August 29, 2016
Several construction projects aiming to improve the campus experience will be waiting for students upon their return to campus this fall.
A new bus stop for Mountain Metropolitan Transit riders, improvements in parking in Lot 224, a re-pavement project in Lot 580 and a new free parking lot near Alpine Village are a few of the projects that came underway while students were away for the summer.
Mountain Metro Route 9 and Lot 224
Construction for Mountain Metro Route 9 began on Aug. 1 and is expected to be complete for student use on Sept. 18, according to project manager Sherry Reed.
Concrete was laid for the bus stop on Aug. 26 and site grading is expected to be completed on Aug. 31. The installation of the bus stop itself cost $118,000.
The bus stop for Mountain Metro Route 9 was originally located in front of Centennial Hall. The stop at Centennial Hall will now only be used by UCCS shuttle buses. Mountain Metro will continue to pick up on Austin Bluffs until the stop is completed.
This stop was moved at the request of Mountain Metropolitan Transit due to a heavy traffic volume, according to Jim Spice, executive director of parking and transportation.
“(The bus stop) got to be too congested. A lot of times, our buses were stacked at the shuttle stop all the way to the roundabout, and their buses had to wait until our buses cleared,” said Spice.
“These changes provide a safer bus crossing and a better bus route,” added Reed.

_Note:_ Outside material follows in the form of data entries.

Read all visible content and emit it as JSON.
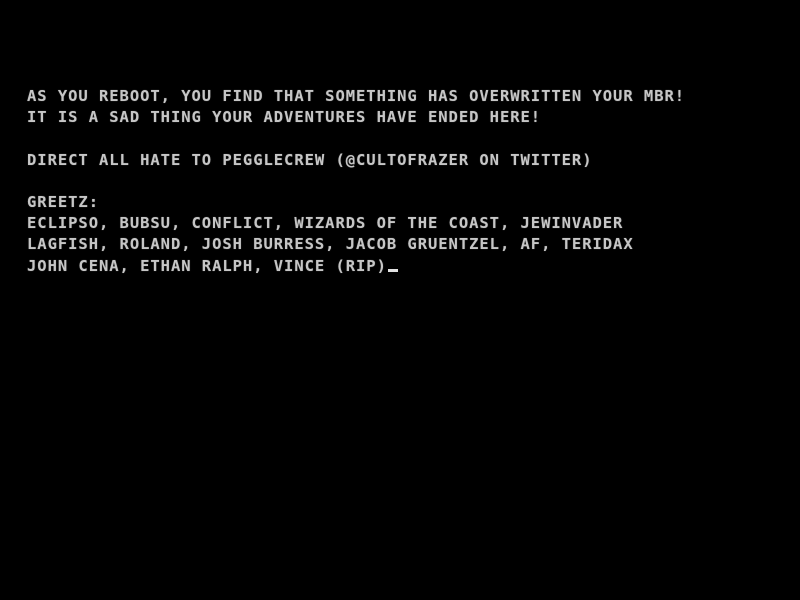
{
  "screen": {
    "background_color": "#000000",
    "text_color": "#c6c6c6",
    "cursor_color": "#e2e2e2",
    "mode": "text-console"
  },
  "console": {
    "message": {
      "line1": "AS YOU REBOOT, YOU FIND THAT SOMETHING HAS OVERWRITTEN YOUR MBR!",
      "line2": "IT IS A SAD THING YOUR ADVENTURES HAVE ENDED HERE!"
    },
    "contact": {
      "line": "DIRECT ALL HATE TO PEGGLECREW (@CULTOFRAZER ON TWITTER)",
      "crew": "PEGGLECREW",
      "handle": "@CULTOFRAZER",
      "platform": "TWITTER"
    },
    "greetz": {
      "heading": "GREETZ:",
      "line1": "ECLIPSO, BUBSU, CONFLICT, WIZARDS OF THE COAST, JEWINVADER",
      "line2": "LAGFISH, ROLAND, JOSH BURRESS, JACOB GRUENTZEL, AF, TERIDAX",
      "line3": "JOHN CENA, ETHAN RALPH, VINCE (RIP)",
      "names": [
        "ECLIPSO",
        "BUBSU",
        "CONFLICT",
        "WIZARDS OF THE COAST",
        "JEWINVADER",
        "LAGFISH",
        "ROLAND",
        "JOSH BURRESS",
        "JACOB GRUENTZEL",
        "AF",
        "TERIDAX",
        "JOHN CENA",
        "ETHAN RALPH",
        "VINCE (RIP)"
      ]
    },
    "blank": " "
  }
}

A handicap-accessible staircase was also installed, costing $20,000. The railing for the stairs began on Aug. 1 and was complete by Aug. 26. Signage and striping were painted on Aug. 19. (Share arrows) were painted on Aug. 20 for bicyclist use in the one-way street in the first tier of Lot 224, according to Reed.
Changes have also been made to Lot 224. Now, the street in the first row of the parking lot will be one-way. Angled parking will also be implemented to improve safety, according to Gary Reynolds, associate vice chancellor for campus planning and facilities management.

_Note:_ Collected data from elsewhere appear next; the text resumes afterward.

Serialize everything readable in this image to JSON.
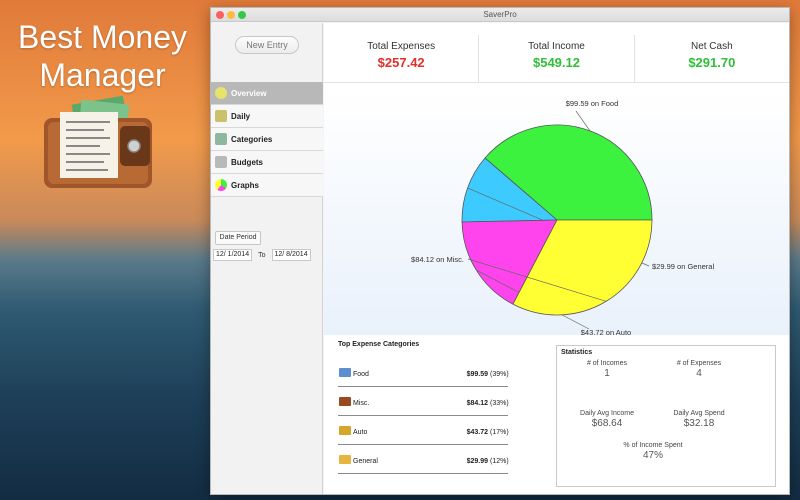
{
  "promo": {
    "line1": "Best Money",
    "line2": "Manager"
  },
  "window": {
    "title": "SaverPro"
  },
  "sidebar": {
    "new_entry_label": "New Entry",
    "items": [
      {
        "label": "Overview",
        "icon": "lightbulb-icon",
        "active": true
      },
      {
        "label": "Daily",
        "icon": "calendar-icon",
        "active": false
      },
      {
        "label": "Categories",
        "icon": "tag-icon",
        "active": false
      },
      {
        "label": "Budgets",
        "icon": "ledger-icon",
        "active": false
      },
      {
        "label": "Graphs",
        "icon": "pie-chart-icon",
        "active": false
      }
    ],
    "date_period_label": "Date Period",
    "date_from": "12/  1/2014",
    "date_to_label": "To",
    "date_to": "12/  8/2014"
  },
  "summary": {
    "expenses": {
      "label": "Total Expenses",
      "value": "$257.42",
      "color": "#e0302b"
    },
    "income": {
      "label": "Total Income",
      "value": "$549.12",
      "color": "#2fbf3a"
    },
    "net": {
      "label": "Net Cash",
      "value": "$291.70",
      "color": "#2fbf3a"
    }
  },
  "chart_data": {
    "type": "pie",
    "slices": [
      {
        "label": "$99.59 on Food",
        "value": 99.59,
        "color": "#3cf23f"
      },
      {
        "label": "$29.99 on General",
        "value": 29.99,
        "color": "#3dcbff"
      },
      {
        "label": "$43.72 on Auto",
        "value": 43.72,
        "color": "#ff44ee"
      },
      {
        "label": "$84.12 on Misc.",
        "value": 84.12,
        "color": "#ffff33"
      }
    ]
  },
  "top_expenses": {
    "title": "Top Expense Categories",
    "rows": [
      {
        "name": "Food",
        "amount": "$99.59",
        "percent": "(39%)",
        "icon": "basket-icon",
        "color": "#5b8fd0"
      },
      {
        "name": "Misc.",
        "amount": "$84.12",
        "percent": "(33%)",
        "icon": "wallet-icon",
        "color": "#9a4a22"
      },
      {
        "name": "Auto",
        "amount": "$43.72",
        "percent": "(17%)",
        "icon": "car-icon",
        "color": "#d6a62a"
      },
      {
        "name": "General",
        "amount": "$29.99",
        "percent": "(12%)",
        "icon": "folder-icon",
        "color": "#e8b440"
      }
    ]
  },
  "statistics": {
    "title": "Statistics",
    "incomes_label": "# of Incomes",
    "incomes_value": "1",
    "expenses_label": "# of Expenses",
    "expenses_value": "4",
    "avg_income_label": "Daily Avg Income",
    "avg_income_value": "$68.64",
    "avg_spend_label": "Daily Avg Spend",
    "avg_spend_value": "$32.18",
    "pct_spent_label": "% of Income Spent",
    "pct_spent_value": "47%"
  }
}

“Angled parking provides a wider, safer transit for the bus to travel,” said Reynolds.
It is unknown whether parking in Lot 224 previously posed a problem to those using it, according to Reynolds. The first two tiers of Lot 224 were converted to a one-way road to avoid two-way congestion as well.
Lot 540 and Alpine Village
Lot 540, previously known as Lot 440, will be available for student use on Oct. 1. Electrical and landscape developments must be added before it is opened, according to Spice.
The lot, located northwest of Alpine Garage and accessible off of Stanton Road, previously served as a lot for contractors and construction workers hired to build developments in Alpine Village.
The lot is currently split into three tiers, with approximately 135 parking spaces in each. The first tier will be designated for construction workers, while the second tier will be available for student use. Shuttle buses will house in the third tier.
Construction will be use 125 spaces, according to Spice. After construction for Alpine Village is completed, 250 spaces will be available for students.
Construction for Alpine Village will be officially completed Oct. 1, according to Spice.
“Construction is completed now, but they have a punch list, which are things to do to make sure that everything is up and running,” said Spice.
LED lighting will be installed in six to eight weeks for Lot 540 as well. Electric costs for the lot were $187,000, according to Reed.
“The lot will be free to students, and you don’t have to have a permit to park there, but there won’t be lighting,” said Spice. Lighting is expected to be added in mid-September.
Lot 580 was repaved due to issues with the original asphalt millings. The lot was sinking due to semi-truck traffic associated with the re-turf of the soccer field, according to Reed. 300 parking spots are currently available for student use on the lot.
“We pulverized (the millings). This takes the millings and mixes it with the soil underneath to make it a stronger bond,” said Reed. Three feet of soil was taken out to mix with a fill-base, so that it wouldn’t continue to sink.
“Heavy traffic can roll asphalt millings, and the lot experienced so much traffic that it was tearing it,” said Reynolds. Re-pavement began June 27 and ended July 29. The project cost $361,000 total, according to Reed.
Parking should be significantly improved on Lot 580 due to the changes.
“We will still restrict the weight of vehicles, because we’re not 100 percent sure what weight classification it will withstand,” said Reed.